Hoe ze de Polen dan toch heeft verleid? ‘We kregen ze mee om flink wat uitstootrechten uit de markt te halen door ze tegelijkertijd financieel te helpen bij de modernisering van de stadsverwarming in de buitenwijken van Warschau. Ofwel door met stok én wortel te werken en te erkennen dat verschillende landen verschillende problemen hebben.’

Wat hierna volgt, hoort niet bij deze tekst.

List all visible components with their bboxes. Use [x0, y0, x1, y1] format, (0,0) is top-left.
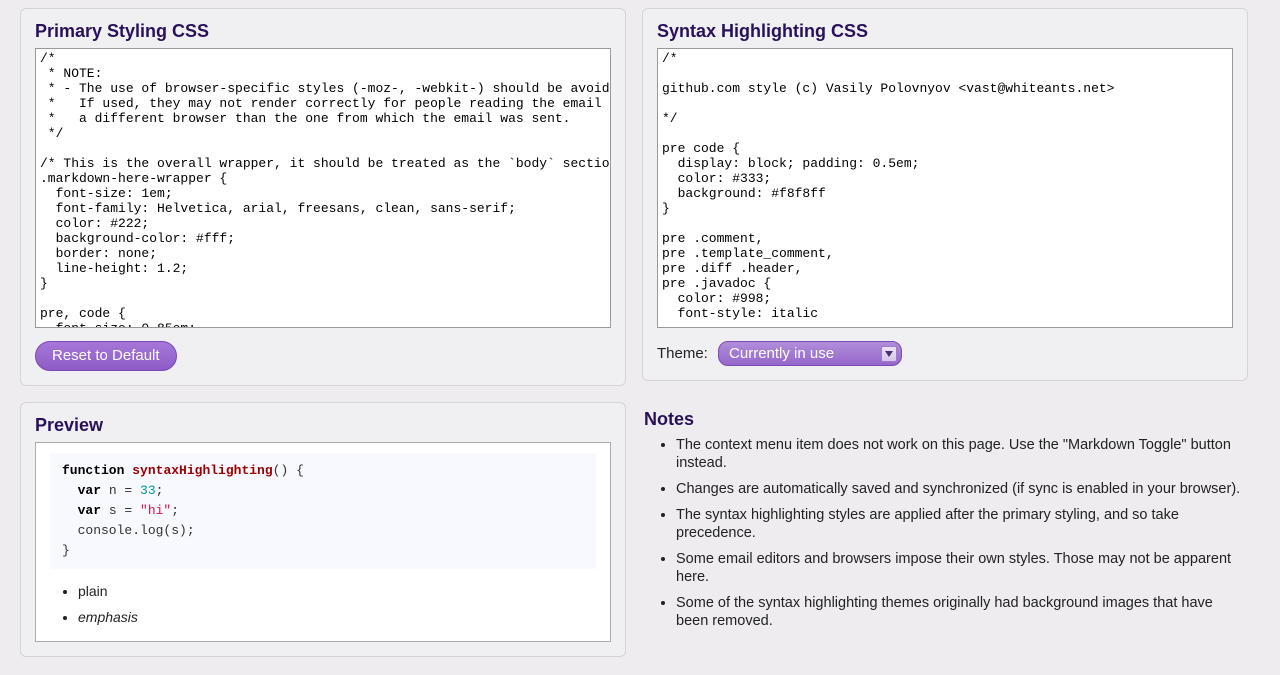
primary-styling-panel: Primary Styling CSS Reset to Default — [20, 8, 626, 386]
code-text: n = — [101, 483, 140, 498]
syntax-highlighting-title: Syntax Highlighting CSS — [657, 21, 1233, 42]
primary-css-textarea[interactable] — [35, 48, 611, 328]
code-keyword: var — [78, 503, 101, 518]
syntax-css-textarea[interactable] — [657, 48, 1233, 328]
code-number: 33 — [140, 483, 156, 498]
reset-to-default-button[interactable]: Reset to Default — [35, 341, 177, 371]
code-text: ; — [171, 503, 179, 518]
theme-select-value: Currently in use — [729, 345, 834, 362]
list-item: Some email editors and browsers impose t… — [676, 550, 1246, 586]
chevron-down-icon — [881, 346, 897, 362]
code-string: "hi" — [140, 503, 171, 518]
theme-row: Theme: Currently in use — [657, 341, 1233, 366]
left-column: Primary Styling CSS Reset to Default Pre… — [20, 8, 626, 673]
notes-title: Notes — [644, 409, 1246, 430]
list-item: The context menu item does not work on t… — [676, 436, 1246, 472]
page-viewport: Primary Styling CSS Reset to Default Pre… — [0, 0, 1264, 675]
preview-list: plain emphasis — [50, 583, 596, 625]
preview-content[interactable]: function syntaxHighlighting() { var n = … — [35, 442, 611, 642]
main-container: Primary Styling CSS Reset to Default Pre… — [0, 0, 1264, 675]
code-keyword: function — [62, 463, 124, 478]
preview-title: Preview — [35, 415, 611, 436]
theme-label: Theme: — [657, 345, 708, 362]
code-text: ; — [156, 483, 164, 498]
list-item: The syntax highlighting styles are appli… — [676, 506, 1246, 542]
list-item: Changes are automatically saved and sync… — [676, 480, 1246, 498]
notes-list: The context menu item does not work on t… — [644, 436, 1246, 630]
code-text: } — [62, 543, 70, 558]
code-text: s = — [101, 503, 140, 518]
theme-select[interactable]: Currently in use — [718, 341, 902, 366]
list-item: plain — [78, 583, 596, 599]
primary-styling-title: Primary Styling CSS — [35, 21, 611, 42]
syntax-highlighting-panel: Syntax Highlighting CSS Theme: Currently… — [642, 8, 1248, 381]
right-column: Syntax Highlighting CSS Theme: Currently… — [642, 8, 1248, 673]
list-item: Some of the syntax highlighting themes o… — [676, 594, 1246, 630]
preview-code-block: function syntaxHighlighting() { var n = … — [50, 453, 596, 569]
code-text: console.log(s); — [62, 523, 195, 538]
notes-panel: Notes The context menu item does not wor… — [642, 397, 1248, 650]
list-item: emphasis — [78, 609, 596, 625]
preview-panel: Preview function syntaxHighlighting() { … — [20, 402, 626, 657]
code-text: () { — [273, 463, 304, 478]
code-fn-title: syntaxHighlighting — [132, 463, 272, 478]
code-keyword: var — [78, 483, 101, 498]
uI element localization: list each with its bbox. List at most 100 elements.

Het vermogen je in het perspectief van de ander te verplaatsen, is in het huis van de Europese democratie waar mensen uit 28 landen het met elkaar moeten zien te rooien essentieel, vindt De Lange, net als Jongerius. ‘Ik maak we wel zorgen over die bereidheid om begrip te hebben voor de ander en een stapje naar elkaar toe te doen.’
Hier delen we de grote klappen uit
De noodzaak er samen uit te komen is wat Europese politiek tegelijkertijd zo ingewikkeld en zo boeiend maakt. Dat vindt ook Jan Huitema, nummer twee op de VVD-lijst.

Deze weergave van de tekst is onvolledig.